Das Klingelschild, endlich wieder eigene Post und zuverlässig warmes Wasser: Es sind Alltäglichkeiten, die für die Bewohner eines Mehrfamilienhauses im Frankfurter Stadtteil Sossenheim nach wie vor etwas ganz Besonderes sind. Nach teilweise Jahrzehnten auf der Straße haben sie über ein gemeinsames Housing-First-Projekt der Stadt Frankfurt, der GWH und der Diakonie Frankfurt und Offenbach wieder zurück in ein geschütztes Leben gefunden. 12 ehemalige Obdachlose leben dort in eigenen Wohnungen mit eigenem Mietvertrag. Unterstützung und Beratung erhalten sie von Sozialarbeiterinnen und Sozialarbeitern der Diakonie, die im Erdgeschoss des Wohnblocks ein Büro haben.
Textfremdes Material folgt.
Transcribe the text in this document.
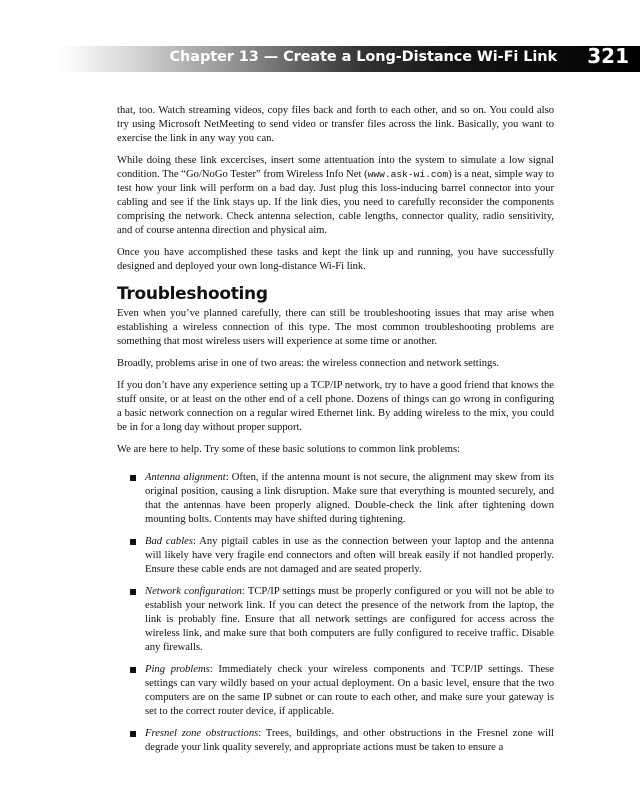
Chapter 13 — Create a Long-Distance Wi-Fi Link 321

that, too. Watch streaming videos, copy files back and forth to each other, and so on. You could also try using Microsoft NetMeeting to send video or transfer files across the link. Basically, you want to exercise the link in any way you can.

While doing these link excercises, insert some attentuation into the system to simulate a low signal condition. The “Go/NoGo Tester” from Wireless Info Net (www.ask-wi.com) is a neat, simple way to test how your link will perform on a bad day. Just plug this loss-inducing barrel connector into your cabling and see if the link stays up. If the link dies, you need to carefully reconsider the components comprising the network. Check antenna selection, cable lengths, connector quality, radio sensitivity, and of course antenna direction and physical aim.

Once you have accomplished these tasks and kept the link up and running, you have successfully designed and deployed your own long-distance Wi-Fi link.

Troubleshooting

Even when you’ve planned carefully, there can still be troubleshooting issues that may arise when establishing a wireless connection of this type. The most common troubleshooting problems are something that most wireless users will experience at some time or another.

Broadly, problems arise in one of two areas: the wireless connection and network settings.

If you don’t have any experience setting up a TCP/IP network, try to have a good friend that knows the stuff onsite, or at least on the other end of a cell phone. Dozens of things can go wrong in configuring a basic network connection on a regular wired Ethernet link. By adding wireless to the mix, you could be in for a long day without proper support.

We are here to help. Try some of these basic solutions to common link problems:

Antenna alignment: Often, if the antenna mount is not secure, the alignment may skew from its original position, causing a link disruption. Make sure that everything is mounted securely, and that the antennas have been properly aligned. Double-check the link after tightening down mounting bolts. Contents may have shifted during tightening.
Bad cables: Any pigtail cables in use as the connection between your laptop and the antenna will likely have very fragile end connectors and often will break easily if not handled properly. Ensure these cable ends are not damaged and are seated properly.
Network configuration: TCP/IP settings must be properly configured or you will not be able to establish your network link. If you can detect the presence of the network from the laptop, the link is probably fine. Ensure that all network settings are configured for access across the wireless link, and make sure that both computers are fully configured to receive traffic. Disable any firewalls.
Ping problems: Immediately check your wireless components and TCP/IP settings. These settings can vary wildly based on your actual deployment. On a basic level, ensure that the two computers are on the same IP subnet or can route to each other, and make sure your gateway is set to the correct router device, if applicable.
Fresnel zone obstructions: Trees, buildings, and other obstructions in the Fresnel zone will degrade your link quality severely, and appropriate actions must be taken to ensure a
„Es sind viele Gespräche und Begleitung notwendig, bis der Schritt in eine eigene Wohnung möglich wird. Jeder Einzug ist für mich wichtig, es bringt für die Menschen ein Stück Normalität und soziale Teilhabe“, sagt Frankfurts Sozialdezernentin Elke Voitl bei der Vorstellung des Projektes am Dienstag (20.09.22). Es sei ihr ein besonderes Anliegen, in Frankfurt noch viel mehr solcher Angebote nach dem Housing-First-Ansatz zu schaffen: „Die Strukturen und Expertise, diese erfolgreich umzusetzen, sind in unserer Verwaltung wie bei unseren Trägern gegeben. Was fehlt, ist ausreichender Wohnraum.“ Daher sei sie der GWH besonders dankbar, dass sie sich ihrer sozialen Verantwortung als Wohnungsunternehmen stelle und an dem Projekt beteilige.
„Die GWH hat sich immer als ein Wohnungsunternehmen verstanden, dass über den Tellerrand hinausschaut und einen aktiven Beitrag zum Zusammenhalt in unserer Gesellschaft leistet“, sagt der Geschäftsstellenleiter der Geschäftsstelle Süd der GWH, Michael Back. Die ehemaligen Obdachlosen haben mit der GWH eigene unbefristete Mietverträge, die auch nach der im kommenden Jahr startenden Sanierung des gesamten Gebäudekomplexes bestehen bleiben.
Da nach Jahren auf der Straße der Weg in eine eigene Wohnung und hin zu einem selbstbestimmten, sicheren Leben mit einigen Hürden verknüpft sein kann, beraten und unterstützen Mitarbeitende der Diakonie die Menschen. Sie sind steter Ansprechpartner für Probleme von der Gesundheitsversorgung bis hin zu notwendigen Behördengängen. Housing-First ist mehr als „Housing Only“. Die Wohnung als Schutzraum und Quelle eines Sicherheitsgefühls ist eine wichtige Voraussetzung. Bei persönlichen und gesundheitlichen Krisen oder wenn soziale Isolation und Verelendung drohen, ist professionelle Unterstützung dringend nötig. „Dafür stehen unsere Fachkräfte und dazu vernetzten wir uns auch eng mit den Angeboten der Wohnungsnotfallhilfe“, sagt der Diakoniepfarrer und theologische Geschäftsführer des Evangelischen Regionalverbandes Frankfurt und Offenbach, Markus Eisele.
Nach vier Jahren auf der Straße bedeutet für Sabine Reuss ihre Wohnung Sicherheit, sie ist dankbar für warmes und sauberes Wasser. Und sie freut sich, dass sie nun auch auf Jobsuche gehen kann, denn „wenn du keine Adresse hast, will dich auch kein Arbeitgeber“, so die 47-Jährige.
Achim Kaffenberger, erster Bewohner des Projektes hat zuvor 30 Jahre in der Obdachlosigkeit gelebt und dabei meist auf Friedhöfen übernachtet. Für ihn ist seine 30 m² große Wohnung wie „ein Sechser im Lotto“. Und wenn der gebürtige Odenwälder dann mit feuchten Augen von seinem Gefühl erzählt, als er seinen Namen am Klingelschild entdeckt hat, wird allen Beteiligten klar: Housing First ist ein Erfolgsprojekt!